Federal officials are providing little guidance thus far on how physicians can access funds in the $787 billion federal stimulus package to help offset the cost of buying and implementing electronic health record systems.

 “CMS [the Centers for Medicare and Medicaid Services] is starting to plan to make determinations on how the incentives programs are going to operate,” Tony Trenkle, director of the Office of E-Health Standards and Services in the Department of Health and Human Services, said in a statement. “As things develop, we will begin to provide answers to questions on our website and through other outreach.”

The American Recovery and Reinvestment Act of 2009 provides $19 billion to encourage physicians to use EHRs. The funds would be doled out over five years to practices that purchase EHRs and use them in a “meaningful” way. Early adopters–practices that begin using the systems by 2011 or 2012–could receive up to $44,000 per physician. Practices adopting them in 2013 or 2014 are eligible for up to $39,000 and $24,000, respectively. An additional bonus of 10 percent of the incentive amount is available to doctors practicing in federally designated health professional shortage areas.

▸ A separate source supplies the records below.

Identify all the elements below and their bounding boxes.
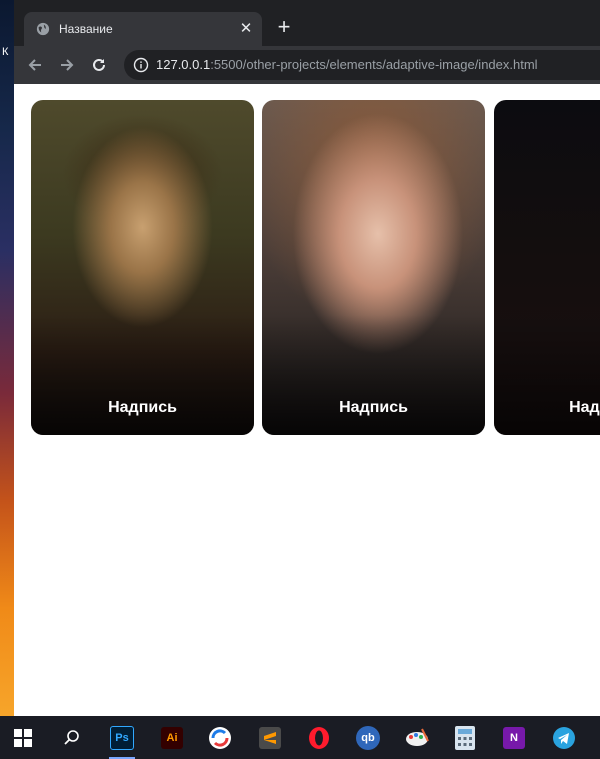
paint-icon[interactable] xyxy=(400,721,434,755)
calculator-icon[interactable] xyxy=(448,721,482,755)
photoshop-icon[interactable]: Ps xyxy=(105,721,139,759)
close-icon[interactable]: ✕ xyxy=(236,19,256,39)
card-caption: Надпись xyxy=(339,399,408,416)
tab-title: Название xyxy=(59,22,113,36)
card-caption: Надпись xyxy=(569,399,600,416)
globe-icon xyxy=(36,22,50,36)
back-button[interactable] xyxy=(22,52,48,78)
address-bar[interactable]: 127.0.0.1:5500/other-projects/elements/a… xyxy=(124,50,600,80)
arrow-left-icon xyxy=(28,59,41,71)
url-text: 127.0.0.1:5500/other-projects/elements/a… xyxy=(156,57,538,72)
info-icon[interactable] xyxy=(133,57,149,73)
url-path: :5500/other-projects/elements/adaptive-i… xyxy=(210,57,538,72)
onenote-icon[interactable]: N xyxy=(497,721,531,755)
photoshop-label: Ps xyxy=(110,726,134,750)
illustrator-icon[interactable]: Ai xyxy=(155,721,189,755)
browser-toolbar: 127.0.0.1:5500/other-projects/elements/a… xyxy=(14,46,600,84)
reload-icon xyxy=(93,58,105,71)
reload-button[interactable] xyxy=(86,52,112,78)
desktop-edge-text: К xyxy=(2,46,9,58)
new-tab-button[interactable]: + xyxy=(272,16,296,40)
sync-app-icon[interactable] xyxy=(203,721,237,755)
qbittorrent-icon[interactable]: qb xyxy=(351,721,385,755)
search-icon[interactable] xyxy=(55,721,89,755)
url-host: 127.0.0.1 xyxy=(156,57,211,72)
forward-button[interactable] xyxy=(54,52,80,78)
desktop-wallpaper: К xyxy=(0,0,14,716)
windows-start-icon[interactable] xyxy=(6,721,40,755)
onenote-label: N xyxy=(503,727,525,749)
browser-tab[interactable]: Название ✕ xyxy=(24,12,262,46)
arrow-right-icon xyxy=(61,59,74,71)
qbittorrent-label: qb xyxy=(356,726,380,750)
image-card: Надпись xyxy=(494,100,600,435)
tab-strip: Название ✕ + xyxy=(14,0,600,46)
telegram-icon[interactable] xyxy=(547,721,581,755)
image-card: Надпись xyxy=(31,100,254,435)
sublime-text-icon[interactable] xyxy=(253,721,287,755)
card-caption: Надпись xyxy=(108,399,177,416)
opera-icon[interactable] xyxy=(302,721,336,755)
page-content: Надпись Надпись Надпись xyxy=(14,84,600,716)
illustrator-label: Ai xyxy=(161,727,183,749)
browser-window: Название ✕ + 127.0.0.1:5500/other-projec… xyxy=(14,0,600,716)
image-card: Надпись xyxy=(262,100,485,435)
taskbar: Ps Ai qb N xyxy=(0,716,600,759)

Conversely, practices that decline to use EHRs will be penalized in the form of a 1 percent reduction in their Medicare fee schedule in 2015, 2 percent in 2016, and 3 percent in 2017 and every year thereafter.

The legislation requires HHS, through the Office of the National Coordinator of Health Information Technology, to adopt initial criteria for deciding which practices will be eligible to receive the funds--including questions such as what types of systems will qualify and what constitutes meaningful use--by December 31, 2009.